To make my answer more complete, the exact value of $c_4$ is:
$$c=\frac{1}{2} \left( b+\sqrt{\frac{2}{b}-b^2} \right)$$
$$b=\sqrt{ \sqrt[3]{ \frac{a}{18} }-\sqrt[3]{ \frac{2}{3a} } }$$
$$a=9+\sqrt{93}$$
And solving the quintic equation:
$$c^5-c-\frac{1}{5}=0$$
We get the upper bound for the limit with four correct digits:
$$L<1.272282$$
Taking into account the corresponding lower boundary:
$$L>\sqrt{\frac{1}{2}+\sqrt[3]{\frac{1}{3}+\sqrt[4]{\frac{1}{4}+\sqrt[5]{\frac{1}{5}+\sqrt[6]{\frac{1}{6}}}}}}=1.271035$$
We see that truncating the limit gives less accurate solutions than the method in this answer.
However, truncating at $\frac{1}{7}$ we can finally get very good boundaries:
$$1.27207<L<1.27228$$
This is a partial result:
The underlying sequence is increasing and upper bounded by $\sqrt{1+\sqrt{1+\sqrt{1+\cdots}}}=\dfrac{1+\sqrt{5}}{2}=\phi$. Thus the limit exists and it is less than $\phi$.
Actually, there is another way which gives better upper boundary. I'm posting it as a separate answer because of the size.
First we notice that:
$$\lim_{n \to \infty} \left( \frac{1}{n} \right)^{\frac{1}{n}}=\lim_{n \to \infty} \left(1- \left(1- \frac{1}{n} \right) \right)^{\frac{1}{n}}=1$$
This is not a proof, but the fact is well known.
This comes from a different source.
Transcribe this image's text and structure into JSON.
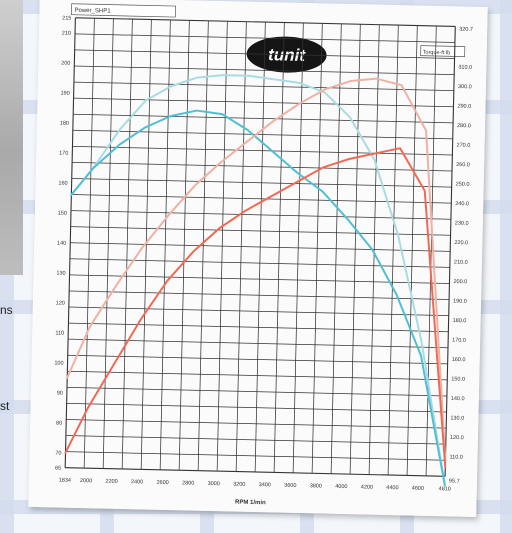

Now let's consider the following:
$$1< \left(\frac{1}{n-1}+1 \right)^{\frac{1}{n-1}}<1+\frac{1}{(n-1)^2}$$
$$1< \left(\frac{1}{n-2}+1+\frac{1}{(n-1)^2} \right)^{\frac{1}{n-2}}<1+\frac{1}{(n-2)^2}+\frac{1}{(n-2)(n-1)^2}$$
On the next step we get:
$$\dots 1+\frac{1}{(n-3)^2}+\frac{1}{(n-3)(n-2)^2}+\frac{1}{(n-3)(n-2)(n-1)^2}$$
In the end we obtain the following inequality:
$$\lim_{ _{\Large {n\to \infty}}}\:\sqrt{\frac{1}{2}+\sqrt[\Large 3]{\frac{1}{3}+\cdots}}<1+\sum^{\infty}_{k=2} \frac{1}{k ~k!}=Ei(1)-\gamma=1.3179$$
We can increase precision by moving the truncated series under the radical (and we should not forget to get rid of $2$ in every denominator):
$$1+2\sum^{\infty}_{k=3} \frac{1}{k ~k!}=1+2(Ei(1)-\gamma-1-1/4)=1.135804$$
$$L < \sqrt{\frac{1}{2}+1.135804}=1.27899$$
$$1+2\cdot 3 \sum^{\infty}_{k=4} \frac{1}{k ~k!}=1+6(Ei(1)-\gamma-1-1/4-1/18)=1.074080$$
$$L < \sqrt{\frac{1}{2}+\sqrt[3]{\frac{1}{3}+1.074080}}=1.27305$$
Now for the lower boundary the better estimation would be:
$$L > \sqrt{\frac{1}{2}+\sqrt[3]{\frac{1}{3}+1}}=1.26517$$
This is not ideal, but much more accurate than just truncating the sequence.